Re: Re: Re: [ANNOUNCE] git-pasky-0.1

2005-04-10 Thread Petr Baudis
Dear diary, on Sun, Apr 10, 2005 at 10:38:11PM CEST, I got a letter
where Linus Torvalds [EMAIL PROTECTED] told me that...
 On Sun, 10 Apr 2005, Petr Baudis wrote:
  
  It turns out to be the forks for doing all the cuts and such what is
  bogging it down so awfully (doing diff-tree takes 0.48s ;-). I do about
  15 forks per change, I guess, and for some reason cut takes a long of
  time on its own.
 
 Heh.
 
 Can you pull my current repo, which has diff-tree -R that does what the 
 name suggests, and which should be faster than the 0.48 sec you see..

Funnily enough, now after some more cache teasing it's ~0.185. Your one
still ~0.17, though. :/ (That might be because of the format changes,
though, since you do less printing now.) (BTW, all those measurements
are done on my AMD K6 walking on 1600MHz, 512M RAM, about 200M available
for caches.)

Just out of interest, did you have a look at my diff-tree -r
implementation and decided that you don't like it, or you weren't aware
of it?

I will probably take most of your diff-tree change, but I'd prefer to do
the sha1-tree mapping directly in diff_tree().

 It may not matter a lot, since actually generating the diff from the file 
 contents is what is expensive, but remember my goal: I want the expense of 
 a diff-tree to be relative to the size of the diff, so that implies that 
 small diffs haev to be basically instantaenous. So I care.

Me too, of course.

 So I just tried the 2.6.7-2.6.8 diff, and for me the new recursive
 diff-tree can generate the _list_ of files changed in zero time:
 
   real0m0.079s
   user0m0.067s
   sys 0m0.024s
 
 but then _doing_ the diff is pretty expensive (in this case 3800+ files
 changed, so you have to unpack 7600+ objects - and even unpacking isn't
 the expensive part, the expense is literally in the diff operation
 itself).
 
 Me, the stuff I automate is the small steps. Doing a single checkin. So
 that's the case I care about going fast, when a diff-tree will likely
 have maybe five files or something. That's why I want the small
 incremental cases to go fast - it it takes me a minute to generate a diff
 for a _release_, that's not a big deal. I make one release every other
 month, but I work with lots of small patches all the time.

I see.

 Anyway, with a fast diff-tree, you should be able to generate the list of 
 objects for a fast merge. That's next. 
 
 (And by merge, I of course mean suck. I'm talking about the old CVS
 three-way merge, and you have to specify the common parent explicitly and
 it won't handle any renames or any other crud. But it would get us to 
 something that might actually be useful for simple things. Which is why 
 diff-tree is important - it gives the information about what to tell 
 merge).

I currently already do a merge when you track someone's source - it will
throw away your previous HEAD record though, so if you committed some
local changes after the previous pull, you will get orphaned commits and
the changes will turn to uncommitted ones. I have some ideas regarding
how to do it properly (and do any arbitrary merging, for that matter), I
hope to get to it as soon as I catch up with you. :-)

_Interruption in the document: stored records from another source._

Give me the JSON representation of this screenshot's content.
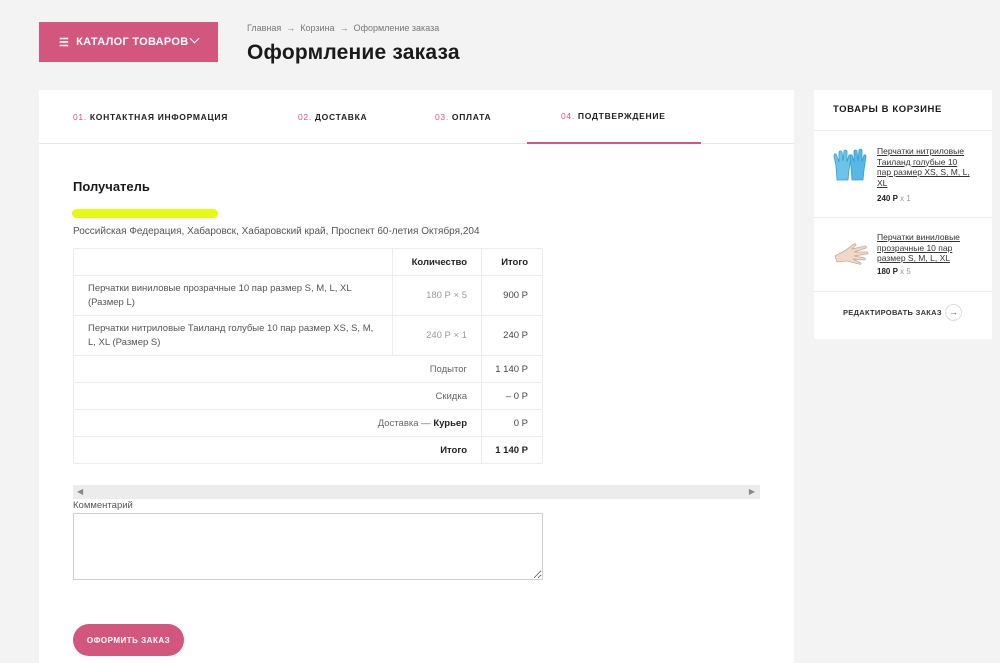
{
  "header": {
    "catalog_label": "КАТАЛОГ ТОВАРОВ",
    "breadcrumb": [
      "Главная",
      "Корзина",
      "Оформление заказа"
    ],
    "breadcrumb_sep": "→",
    "title": "Оформление заказа"
  },
  "steps": [
    {
      "num": "01.",
      "label": "КОНТАКТНАЯ ИНФОРМАЦИЯ",
      "active": false
    },
    {
      "num": "02.",
      "label": "ДОСТАВКА",
      "active": false
    },
    {
      "num": "03.",
      "label": "ОПЛАТА",
      "active": false
    },
    {
      "num": "04.",
      "label": "ПОДТВЕРЖДЕНИЕ",
      "active": true
    }
  ],
  "recipient": {
    "title": "Получатель",
    "name_redacted": "",
    "address": "Российская Федерация, Хабаровск, Хабаровский край, Проспект 60-летия Октября,204"
  },
  "order_table": {
    "headers": [
      "Количество",
      "Итого"
    ],
    "rows": [
      {
        "name": "Перчатки виниловые прозрачные 10 пар размер S, M, L, XL (Размер L)",
        "qty": "180 Р × 5",
        "total": "900 Р"
      },
      {
        "name": "Перчатки нитриловые Таиланд голубые 10 пар размер XS, S, M, L, XL (Размер S)",
        "qty": "240 Р × 1",
        "total": "240 Р"
      }
    ],
    "subtotal_label": "Подытог",
    "subtotal": "1 140 Р",
    "discount_label": "Скидка",
    "discount": "– 0 Р",
    "delivery_label": "Доставка —",
    "delivery_method": "Курьер",
    "delivery": "0 Р",
    "total_label": "Итого",
    "total": "1 140 Р"
  },
  "comment": {
    "label": "Комментарий",
    "value": ""
  },
  "submit_label": "ОФОРМИТЬ ЗАКАЗ",
  "cart": {
    "title": "ТОВАРЫ В КОРЗИНЕ",
    "items": [
      {
        "name": "Перчатки нитриловые Таиланд голубые 10 пар размер XS, S, M, L, XL",
        "price": "240 Р",
        "qty": "x 1",
        "icon": "blue-gloves-icon"
      },
      {
        "name": "Перчатки виниловые прозрачные 10 пар размер S, M, L, XL",
        "price": "180 Р",
        "qty": "x 5",
        "icon": "clear-glove-icon"
      }
    ],
    "edit_label": "РЕДАКТИРОВАТЬ ЗАКАЗ",
    "edit_arrow": "→"
  },
  "colors": {
    "accent": "#d3567e",
    "background": "#f3f3f3",
    "highlight": "#e6f914"
  }
}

BTW, the three-way merge comes from RCS. That reminds me, is there any
tool which will take .rej files and throw them into the file to create
rcsmerge-like conflicts? Perhaps it's fault of my bad tools, but I
prefer to work with the inline rejects much more to .rej files (except
to actually notice the rejects).

-- 
Petr Pasky Baudis
Stuff: http://pasky.or.cz/
98% of the time I am right. Why worry about the other 3%.
-
To unsubscribe from this list: send the line unsubscribe linux-kernel in
the body of a message to [EMAIL PROTECTED]
More majordomo info at  http://vger.kernel.org/majordomo-info.html
Please read the FAQ at  http://www.tux.org/lkml/


Re: Re: Re: [ANNOUNCE] git-pasky-0.1

2005-04-10 Thread Linus Torvalds


On Mon, 11 Apr 2005, Petr Baudis wrote:
 
 I currently already do a merge when you track someone's source - it will
 throw away your previous HEAD record though

Not only that, it doesn't do what I consider a merge. 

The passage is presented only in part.